Bu soruyu manasız bulabilirsiniz, ya da yersiz, zamansız.
Ne alaka deseniz de haklısınız, ‘yahu adam doğru yazıyor, bu devlet genç, dinç, ayakta, kimsenin yenemeyeceği, yıkamayacağı dirençte..’ şeklinde düşüneniz de çıksa, eyvallah derim.
Çok ama çok uzaklardan bu şehrin fotoğrafını çekip, üzerinde kırk yorum yapabilen, tamamen içinde olmasa da, hiçbir zaman da dışında olmadığı siyasetin nabzını en iyi tutan dostum sordu bana bu soruyu, ‘Bil bakalım, Devlet kaç yaşında?’

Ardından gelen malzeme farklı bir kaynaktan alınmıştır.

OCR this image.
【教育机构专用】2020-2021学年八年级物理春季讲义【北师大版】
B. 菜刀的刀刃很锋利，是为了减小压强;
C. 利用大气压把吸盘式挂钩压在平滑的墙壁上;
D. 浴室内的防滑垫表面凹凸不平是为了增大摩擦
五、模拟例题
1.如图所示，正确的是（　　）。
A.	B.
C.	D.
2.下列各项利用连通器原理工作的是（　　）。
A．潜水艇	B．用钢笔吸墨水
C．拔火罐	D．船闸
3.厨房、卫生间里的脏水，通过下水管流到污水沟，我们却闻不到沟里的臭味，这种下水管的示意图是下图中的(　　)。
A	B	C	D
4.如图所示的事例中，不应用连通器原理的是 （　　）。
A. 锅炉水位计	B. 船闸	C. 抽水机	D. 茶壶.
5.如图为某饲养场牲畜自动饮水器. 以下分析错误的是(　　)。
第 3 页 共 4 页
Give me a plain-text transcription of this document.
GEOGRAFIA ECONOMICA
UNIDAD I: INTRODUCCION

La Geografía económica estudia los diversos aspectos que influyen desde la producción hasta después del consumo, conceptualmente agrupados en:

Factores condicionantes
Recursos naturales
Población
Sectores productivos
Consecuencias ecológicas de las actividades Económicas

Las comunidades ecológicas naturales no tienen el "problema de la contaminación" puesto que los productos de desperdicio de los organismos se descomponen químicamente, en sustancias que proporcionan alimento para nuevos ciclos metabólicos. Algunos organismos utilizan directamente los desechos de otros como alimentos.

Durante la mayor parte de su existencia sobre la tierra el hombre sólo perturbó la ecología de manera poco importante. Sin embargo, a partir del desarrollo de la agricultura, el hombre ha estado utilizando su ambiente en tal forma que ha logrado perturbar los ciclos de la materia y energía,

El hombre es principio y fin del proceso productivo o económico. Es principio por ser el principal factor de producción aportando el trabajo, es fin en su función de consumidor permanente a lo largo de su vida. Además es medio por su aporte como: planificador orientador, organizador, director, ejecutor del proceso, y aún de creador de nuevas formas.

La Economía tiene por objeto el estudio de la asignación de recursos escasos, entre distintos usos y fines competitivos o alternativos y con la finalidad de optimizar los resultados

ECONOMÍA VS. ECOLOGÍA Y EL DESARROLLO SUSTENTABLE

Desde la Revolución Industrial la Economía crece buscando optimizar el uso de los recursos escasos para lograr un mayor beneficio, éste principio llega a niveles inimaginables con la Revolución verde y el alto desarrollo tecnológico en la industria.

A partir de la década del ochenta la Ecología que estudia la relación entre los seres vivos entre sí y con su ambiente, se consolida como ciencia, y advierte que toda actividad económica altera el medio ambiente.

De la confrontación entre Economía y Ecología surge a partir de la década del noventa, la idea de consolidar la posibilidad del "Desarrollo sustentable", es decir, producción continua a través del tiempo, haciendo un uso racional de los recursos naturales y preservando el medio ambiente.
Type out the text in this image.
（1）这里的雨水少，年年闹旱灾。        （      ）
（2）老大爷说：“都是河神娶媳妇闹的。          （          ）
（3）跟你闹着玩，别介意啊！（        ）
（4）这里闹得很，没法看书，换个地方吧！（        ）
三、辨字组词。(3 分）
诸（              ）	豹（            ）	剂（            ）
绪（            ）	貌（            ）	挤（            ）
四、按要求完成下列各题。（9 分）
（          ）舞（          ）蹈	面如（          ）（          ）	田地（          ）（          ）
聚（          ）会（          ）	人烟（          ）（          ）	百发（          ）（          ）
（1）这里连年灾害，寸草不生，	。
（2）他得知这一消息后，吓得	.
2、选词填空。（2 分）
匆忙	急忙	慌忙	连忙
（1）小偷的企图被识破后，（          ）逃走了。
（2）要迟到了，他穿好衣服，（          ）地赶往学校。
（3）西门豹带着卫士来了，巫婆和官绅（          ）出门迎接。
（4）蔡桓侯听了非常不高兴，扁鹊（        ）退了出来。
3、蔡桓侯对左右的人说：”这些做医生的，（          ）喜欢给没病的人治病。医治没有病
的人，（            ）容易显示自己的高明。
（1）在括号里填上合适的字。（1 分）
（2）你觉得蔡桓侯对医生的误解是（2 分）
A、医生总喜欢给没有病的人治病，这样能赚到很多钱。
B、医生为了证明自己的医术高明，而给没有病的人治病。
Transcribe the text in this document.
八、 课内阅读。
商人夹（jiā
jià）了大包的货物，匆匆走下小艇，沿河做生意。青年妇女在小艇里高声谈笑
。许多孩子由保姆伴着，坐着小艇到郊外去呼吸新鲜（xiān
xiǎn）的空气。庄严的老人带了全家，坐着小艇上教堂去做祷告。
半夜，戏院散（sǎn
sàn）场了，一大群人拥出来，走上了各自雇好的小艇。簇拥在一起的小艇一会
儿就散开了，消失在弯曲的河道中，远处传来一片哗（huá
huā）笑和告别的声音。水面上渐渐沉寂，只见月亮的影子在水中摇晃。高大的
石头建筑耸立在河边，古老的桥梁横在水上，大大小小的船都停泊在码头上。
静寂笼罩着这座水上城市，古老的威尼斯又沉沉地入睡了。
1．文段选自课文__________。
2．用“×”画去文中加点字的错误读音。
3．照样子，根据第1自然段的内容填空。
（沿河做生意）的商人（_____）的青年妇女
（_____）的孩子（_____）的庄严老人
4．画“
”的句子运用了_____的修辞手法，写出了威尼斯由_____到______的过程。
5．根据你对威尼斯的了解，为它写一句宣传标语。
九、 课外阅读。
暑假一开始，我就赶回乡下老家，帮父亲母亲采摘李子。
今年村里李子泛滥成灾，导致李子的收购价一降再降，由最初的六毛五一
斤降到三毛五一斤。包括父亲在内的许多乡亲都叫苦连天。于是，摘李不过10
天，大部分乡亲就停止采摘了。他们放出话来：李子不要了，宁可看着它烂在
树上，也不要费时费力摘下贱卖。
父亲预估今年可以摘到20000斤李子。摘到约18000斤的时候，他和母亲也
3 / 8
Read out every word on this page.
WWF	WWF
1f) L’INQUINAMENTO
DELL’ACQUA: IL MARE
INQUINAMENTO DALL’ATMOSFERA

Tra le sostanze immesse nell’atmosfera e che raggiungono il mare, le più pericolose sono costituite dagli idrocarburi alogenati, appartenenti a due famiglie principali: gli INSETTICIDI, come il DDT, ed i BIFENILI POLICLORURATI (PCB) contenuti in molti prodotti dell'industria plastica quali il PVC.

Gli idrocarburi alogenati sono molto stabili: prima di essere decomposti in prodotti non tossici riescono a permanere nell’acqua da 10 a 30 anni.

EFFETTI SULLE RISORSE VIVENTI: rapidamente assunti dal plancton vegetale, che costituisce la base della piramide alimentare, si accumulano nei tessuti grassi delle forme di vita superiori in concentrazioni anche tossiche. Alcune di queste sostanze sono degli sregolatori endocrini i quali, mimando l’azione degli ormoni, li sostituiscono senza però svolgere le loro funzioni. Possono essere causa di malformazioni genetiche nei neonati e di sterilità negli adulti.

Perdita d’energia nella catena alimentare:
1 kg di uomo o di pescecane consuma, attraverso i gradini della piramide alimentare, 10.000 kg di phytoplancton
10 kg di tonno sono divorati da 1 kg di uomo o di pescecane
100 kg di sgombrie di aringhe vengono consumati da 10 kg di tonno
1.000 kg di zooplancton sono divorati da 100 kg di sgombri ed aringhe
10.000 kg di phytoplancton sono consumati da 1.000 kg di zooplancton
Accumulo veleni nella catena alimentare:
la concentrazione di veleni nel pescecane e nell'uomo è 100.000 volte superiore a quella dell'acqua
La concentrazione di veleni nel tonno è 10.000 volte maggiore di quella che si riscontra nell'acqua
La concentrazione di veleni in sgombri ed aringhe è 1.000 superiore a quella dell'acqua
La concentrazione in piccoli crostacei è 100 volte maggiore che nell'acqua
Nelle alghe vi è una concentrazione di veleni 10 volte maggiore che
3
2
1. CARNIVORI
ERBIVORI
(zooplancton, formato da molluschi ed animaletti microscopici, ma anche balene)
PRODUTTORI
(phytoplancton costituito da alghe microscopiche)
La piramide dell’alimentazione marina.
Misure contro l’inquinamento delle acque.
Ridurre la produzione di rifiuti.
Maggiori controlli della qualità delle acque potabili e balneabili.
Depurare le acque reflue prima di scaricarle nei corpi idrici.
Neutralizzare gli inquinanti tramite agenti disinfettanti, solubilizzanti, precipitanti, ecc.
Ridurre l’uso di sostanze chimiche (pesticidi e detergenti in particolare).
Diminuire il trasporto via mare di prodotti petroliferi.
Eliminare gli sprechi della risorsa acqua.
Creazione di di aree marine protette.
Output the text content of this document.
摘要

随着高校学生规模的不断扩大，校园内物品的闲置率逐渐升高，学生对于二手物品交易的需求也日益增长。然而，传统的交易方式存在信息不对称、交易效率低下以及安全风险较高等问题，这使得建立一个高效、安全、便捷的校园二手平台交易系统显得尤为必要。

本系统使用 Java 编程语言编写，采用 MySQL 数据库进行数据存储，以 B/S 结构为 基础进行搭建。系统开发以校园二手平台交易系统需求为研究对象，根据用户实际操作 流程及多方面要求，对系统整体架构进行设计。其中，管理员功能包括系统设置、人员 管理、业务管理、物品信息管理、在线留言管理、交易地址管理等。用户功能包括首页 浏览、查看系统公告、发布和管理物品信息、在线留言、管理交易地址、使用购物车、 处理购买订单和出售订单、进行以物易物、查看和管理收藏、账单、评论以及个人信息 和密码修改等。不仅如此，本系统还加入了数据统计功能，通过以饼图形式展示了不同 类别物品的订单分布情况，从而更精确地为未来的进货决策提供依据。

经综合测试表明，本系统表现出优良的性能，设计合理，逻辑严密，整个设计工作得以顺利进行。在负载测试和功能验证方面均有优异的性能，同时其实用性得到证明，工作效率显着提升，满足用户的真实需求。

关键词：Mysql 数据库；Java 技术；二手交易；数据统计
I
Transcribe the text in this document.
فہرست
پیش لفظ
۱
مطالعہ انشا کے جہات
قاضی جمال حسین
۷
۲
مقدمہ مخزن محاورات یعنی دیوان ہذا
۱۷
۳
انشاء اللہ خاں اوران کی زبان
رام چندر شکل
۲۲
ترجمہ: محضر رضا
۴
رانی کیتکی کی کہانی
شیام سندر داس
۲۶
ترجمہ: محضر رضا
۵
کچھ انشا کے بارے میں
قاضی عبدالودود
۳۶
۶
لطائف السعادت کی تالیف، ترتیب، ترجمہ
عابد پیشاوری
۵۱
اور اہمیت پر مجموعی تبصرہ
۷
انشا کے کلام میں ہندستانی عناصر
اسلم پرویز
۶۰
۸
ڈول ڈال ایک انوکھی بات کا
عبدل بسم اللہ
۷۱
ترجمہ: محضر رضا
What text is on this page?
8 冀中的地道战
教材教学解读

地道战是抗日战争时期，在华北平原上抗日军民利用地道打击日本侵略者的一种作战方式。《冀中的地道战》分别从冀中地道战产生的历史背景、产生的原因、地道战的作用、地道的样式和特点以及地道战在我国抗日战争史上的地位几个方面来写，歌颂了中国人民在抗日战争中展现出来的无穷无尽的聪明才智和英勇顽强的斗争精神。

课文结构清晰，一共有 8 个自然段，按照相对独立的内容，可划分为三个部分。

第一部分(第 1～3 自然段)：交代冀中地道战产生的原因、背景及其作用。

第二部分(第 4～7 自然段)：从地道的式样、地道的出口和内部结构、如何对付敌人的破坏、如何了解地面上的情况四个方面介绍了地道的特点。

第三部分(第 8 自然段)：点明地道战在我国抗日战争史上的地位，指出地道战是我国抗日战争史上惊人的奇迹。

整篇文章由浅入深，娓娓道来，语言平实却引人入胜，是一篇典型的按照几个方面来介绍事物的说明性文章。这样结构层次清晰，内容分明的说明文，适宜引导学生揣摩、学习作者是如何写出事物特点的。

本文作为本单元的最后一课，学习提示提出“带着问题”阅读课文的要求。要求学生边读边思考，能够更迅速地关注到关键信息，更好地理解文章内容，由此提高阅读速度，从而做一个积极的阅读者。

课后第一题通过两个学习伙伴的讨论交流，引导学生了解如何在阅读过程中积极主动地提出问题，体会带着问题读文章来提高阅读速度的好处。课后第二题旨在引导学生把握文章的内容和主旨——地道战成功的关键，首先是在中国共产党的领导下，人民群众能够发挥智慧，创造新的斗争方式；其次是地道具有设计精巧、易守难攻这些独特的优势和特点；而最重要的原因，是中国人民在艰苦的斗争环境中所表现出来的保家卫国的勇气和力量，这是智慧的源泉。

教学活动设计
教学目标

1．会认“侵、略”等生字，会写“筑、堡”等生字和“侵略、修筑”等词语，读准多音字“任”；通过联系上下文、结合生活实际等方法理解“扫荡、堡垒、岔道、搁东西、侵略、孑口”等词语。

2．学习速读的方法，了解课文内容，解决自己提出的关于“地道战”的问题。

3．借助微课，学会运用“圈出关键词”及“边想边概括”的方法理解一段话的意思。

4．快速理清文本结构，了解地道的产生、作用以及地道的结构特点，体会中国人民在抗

Ikındım, sıkındım, cevap veremedim ilkin, şaşırdım, apışım kaldım amiyane tabirle. Şu kadar desem, çuvallayacağımı biliyorum. Ki o dostum da öyle her lafa cevap yetiştirecek vasıfta biri olduğu için temkinli davranmak istedim, açıkçası bilemediğimi de söyledim.
18 yaşında, dedi.
*
Cumhurbaşkanımız sayın Recep Tayyip Erdoğan’ın 18 yaşını dolduran gençlerin milletvekili olmasının yolunu neden açtı?
Evet, bu devlet 18 yaşında. Genç delikanlı. Buluğ çağına erişmiş, rüştünü ispat etmiş, delikanlılık çağına gelmiş, iyilikleri, çirkinlikleri, güzellikleri idrak edebilecek çağı yakalamış gençleri siyasete çekmek, onları da meclis çatısı altında görmek için ortaya attığı fikirlerle yola çıkarak diyorum ki, devlet sevgili dostumun deyimiyle, bu devlet 18 yaşında.
Genç, diri, canlı, heyecanlı, temposu yüksek, çıtası yüksek, enerji dolu, potansiyel pozitif…
Devlet her zaman 18 yaşındadır.
Liderler gelir gider, bürokratik değişimler yaşanır. Partilerin genel başkanları, belediye başkanları, teşkilat başkanları değişir, lakin kalıcı olan 18 yaşındaki devlettir.
*
Oyunuzu kime verirseniz verin, sizin tercihiniz. Herkes herkesin oyuna, tuttuğu takıma, gönül verdiği partiye, rengine, kokusuna, dokusuna saygı duymalı.
Ve birbirimizi sevmekten vazgeçmeyerek…
Özetleyecek olursam…
O bakımdan diyoruz ki, Rabbim devlete, millete zeval vermesin!